Quel bonheur n’est-il pas vrai ? On ne sait pas trop où on est, en France surement,  dans le sud-ouest. Peut-être en Périgord, mais après tout peut être aussi en Limousin ou en Poitou.

J’ai connu ces belles régions lorsque j’avais    11 ans. C’était la France profonde, celle que je découvrais parce que l’un de mes oncles  qui avait servi dans la cavalerie y avait été démobilisé en 1940, après avoir traversé le pays , ensuite de la débâcle de BEAUVAIS, avant de rentrer à ALGER,  au pays. Ma famille, des Pieds noirs,  y avait acheté  en 1957 une grande propriété à la campagne, en prévision de la fin de l’Algérie française. Qui fut heureusement vite revendue, la campagne n’était décidemment notre truc.

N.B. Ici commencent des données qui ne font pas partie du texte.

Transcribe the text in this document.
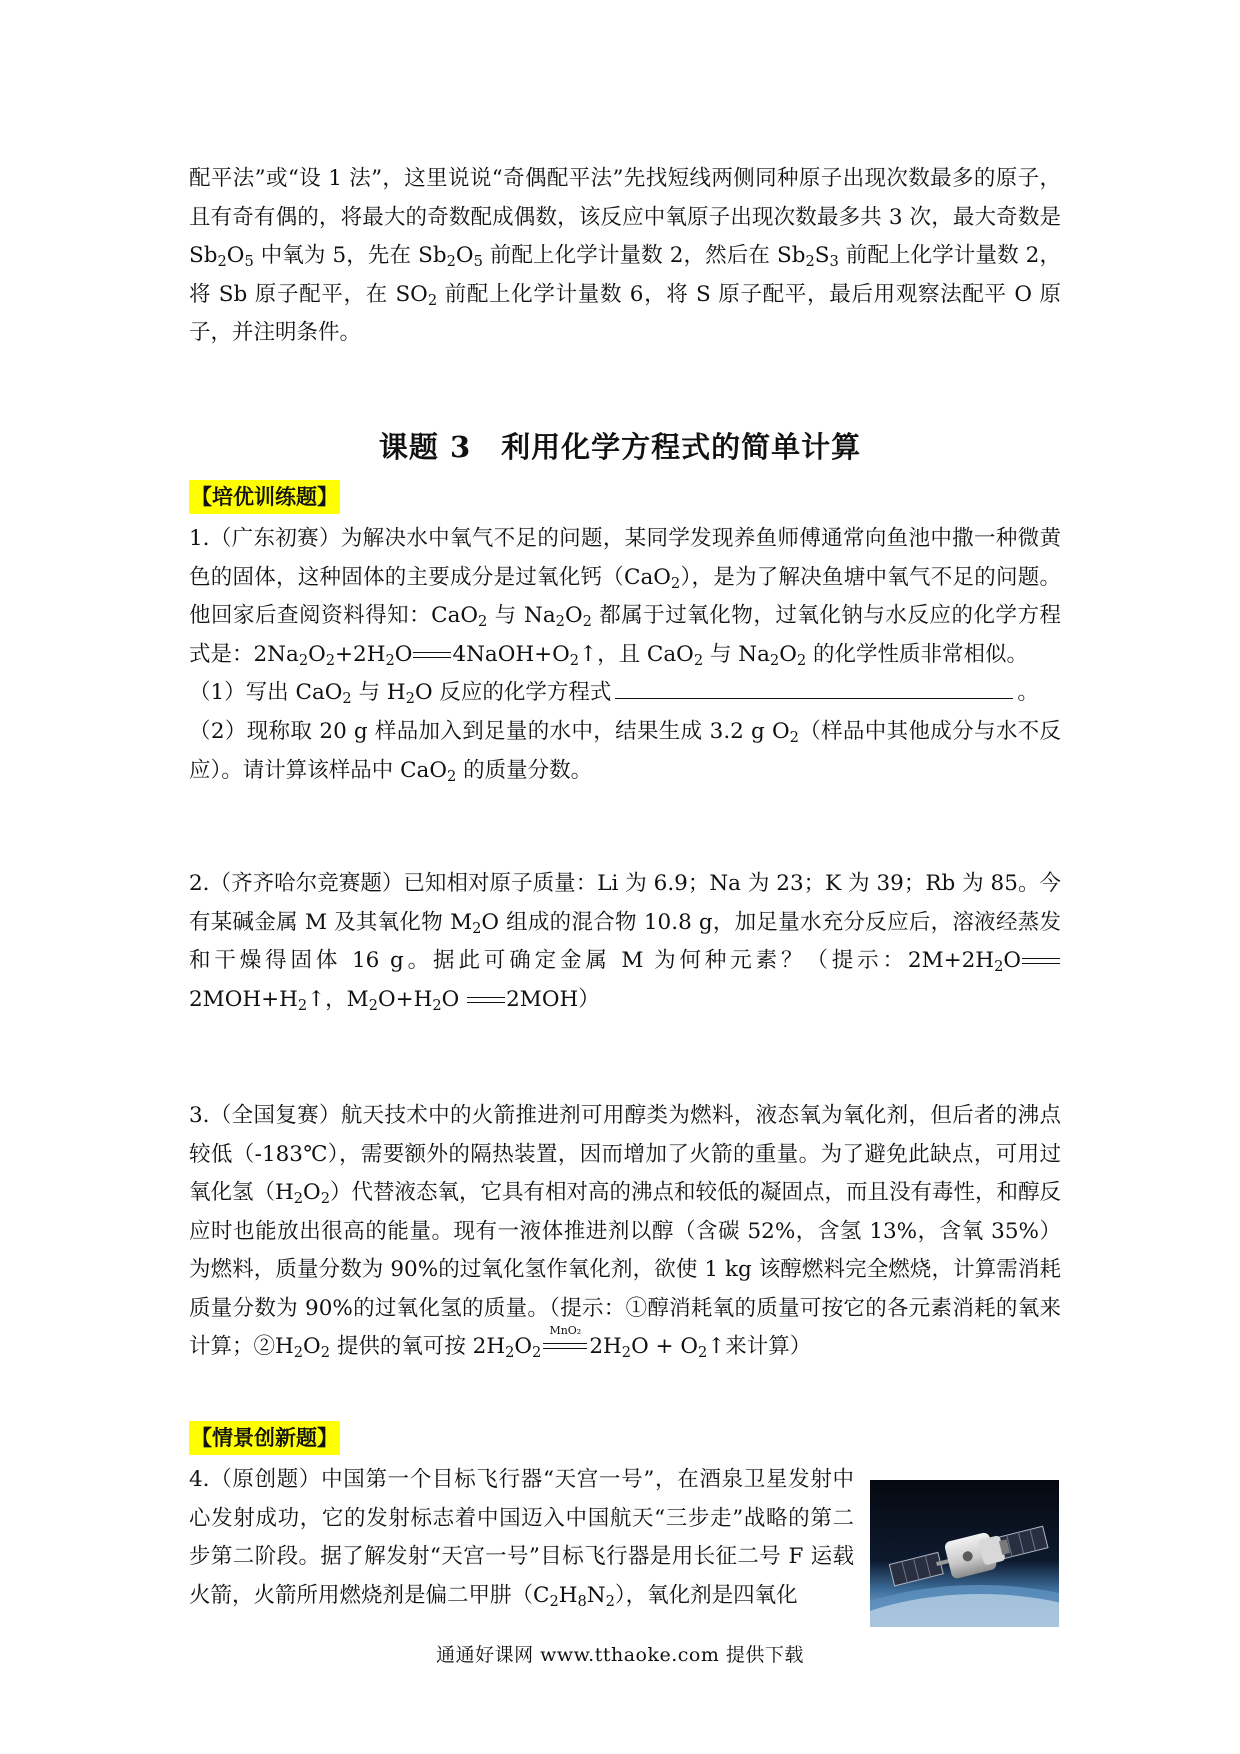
配平法”或“设 1 法”，这里说说“奇偶配平法”先找短线两侧同种原子出现次数最多的原子，且有奇有偶的，将最大的奇数配成偶数，该反应中氧原子出现次数最多共 3 次，最大奇数是 $Sb_2O_5$ 中氧为 5，先在 $Sb_2O_5$ 前配上化学计量数 2，然后在 $Sb_2S_3$ 前配上化学计量数 2，将 Sb 原子配平，在 $SO_2$ 前配上化学计量数 6，将 S 原子配平，最后用观察法配平 O 原子，并注明条件。

课题 3　利用化学方程式的简单计算
【培优训练题】

1.（广东初赛）为解决水中氧气不足的问题，某同学发现养鱼师傅通常向鱼池中撒一种微黄色的固体，这种固体的主要成分是过氧化钙（CaO$_2$），是为了解决鱼塘中氧气不足的问题。他回家后查阅资料得知：CaO$_2$ 与 $Na_2O_2$ 都属于过氧化物，过氧化钠与水反应的化学方程式是：$2Na_2O_2+2H_2O$ $4NaOH+O_2↑$，且 CaO$_2$ 与 $Na_2O_2$ 的化学性质非常相似。

（1）写出 CaO$_2$ 与 $H_2O$ 反应的化学方程式	。

（2）现称取 20 g 样品加入到足量的水中，结果生成 3.2 g $O_2$（样品中其他成分与水不反应）。请计算该样品中 CaO$_2$ 的质量分数。

2.（齐齐哈尔竞赛题）已知相对原子质量：Li 为 6.9；Na 为 23；K 为 39；Rb 为 85。今有某碱金属 M 及其氧化物 $M_2O$ 组成的混合物 10.8 g，加足量水充分反应后，溶液经蒸发和干燥得固体 16 g。据此可确定金属 M 为何种元素？（提示：$2M+2H_2O2MOH+H_2↑$，$M_2O+H_2O$ 2MOH）

3.（全国复赛）航天技术中的火箭推进剂可用醇类为燃料，液态氧为氧化剂，但后者的沸点较低（-183℃），需要额外的隔热装置，因而增加了火箭的重量。为了避免此缺点，可用过氧化氢$(H_2O_2)$代替液态氧，它具有相对高的沸点和较低的凝固点，而且没有毒性，和醇反应时也能放出很高的能量。现有一液体推进剂以醇（含碳 52%，含氢 13%，含氧 35%）为燃料，质量分数为 90%的过氧化氢作氧化剂，欲使 1 kg 该醇燃料完全燃烧，计算需消耗质量分数为 90%的过氧化氢的质量。（提示：①醇消耗氧的质量可按它的各元素消耗的氧来计算；$②H_2O_2$ 提供的氧可按 $2H_2O_2$
MnO₂
$2H_2O$ + $O_2↑$来计算）

【情景创新题】

4.（原创题）中国第一个目标飞行器“天宫一号”，在酒泉卫星发射中心发射成功，它的发射标志着中国迈入中国航天“三步走”战略的第二步第二阶段。据了解发射“天宫一号”目标飞行器是用长征二号 F 运载火箭，火箭所用燃烧剂是偏二甲肼$(C_2H_8N_2)$，氧化剂是四氧化

通通好课网 www.tthaoke.com 提供下载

C’était à l’été 1958, de la découverte  que faisaient  à travers de notre venue paysans et bourgeois du coin de l’affaire algérienne, donc des questions d’islam.

Bien sûr, ambiance du temps, déjà, on plaignait ces pauvres Arabes et on critiquait les abominables colons d’Algérie que nous n’étions (malheureusement) pas.

J’ai un souvenir  glacial.

Evidemment, notre passage local  avait été remarqué, et nous avions parlé avec le propriétaire de la ferme voisine, invités par le fermier, je crois bien  me souvenir qu’il s’appelait BRUNET.  Paysans Français de 1958, mais très gentils. C'était la première fois de ma vie que je montais sur un tracteur, et que j'aidais à la rentrée des foins.  

Un monde tout différent du notre, je venais de la ville, la si belle et si grande capitale meme de l'empire colonial français, ALGER. La Blanche.

Le  propriétaire de ce fermier là, genre hobereau limougeaud, s’appelait « de PUIFERRAT », quelque chose comme ça.  Avec la particule. C’était un médecin.

Il défendait le F.L.N. et ces pauvres Arabes.

Antoine KUCHUKIAN mon père, haut spécialiste des exodes dus à l’islam (il en a avait subi un au départ de SMYRNE en 1922, et allait en subir l’autre au départ d’ALGER en 1962, quarante ans ans plus tard dont quatre après 1958), lui avait répondu, je m’en souviens encore, avec le calme que je n’aurais pas eu, moi.

« « Cher docteur, je ne me trompe pas, les Arabes sont bien venus dans cette belle région et ils ont été arrêtés à POITIERS par Charles MARTEL en 732. « « 

« « En effet, cher Monsieur. » »

« « J’imagine facilement  qu’ils y ont laissé des descendants.

« « Ainsi vous qui vous appelez de PUIFERRAT,  n’êtes-vous  sans doute que la francisation avec le temps et l’histoire d’un Arabe parfaitement  aristocrate appelé « Bey FERHAT », ça se prononce pareil.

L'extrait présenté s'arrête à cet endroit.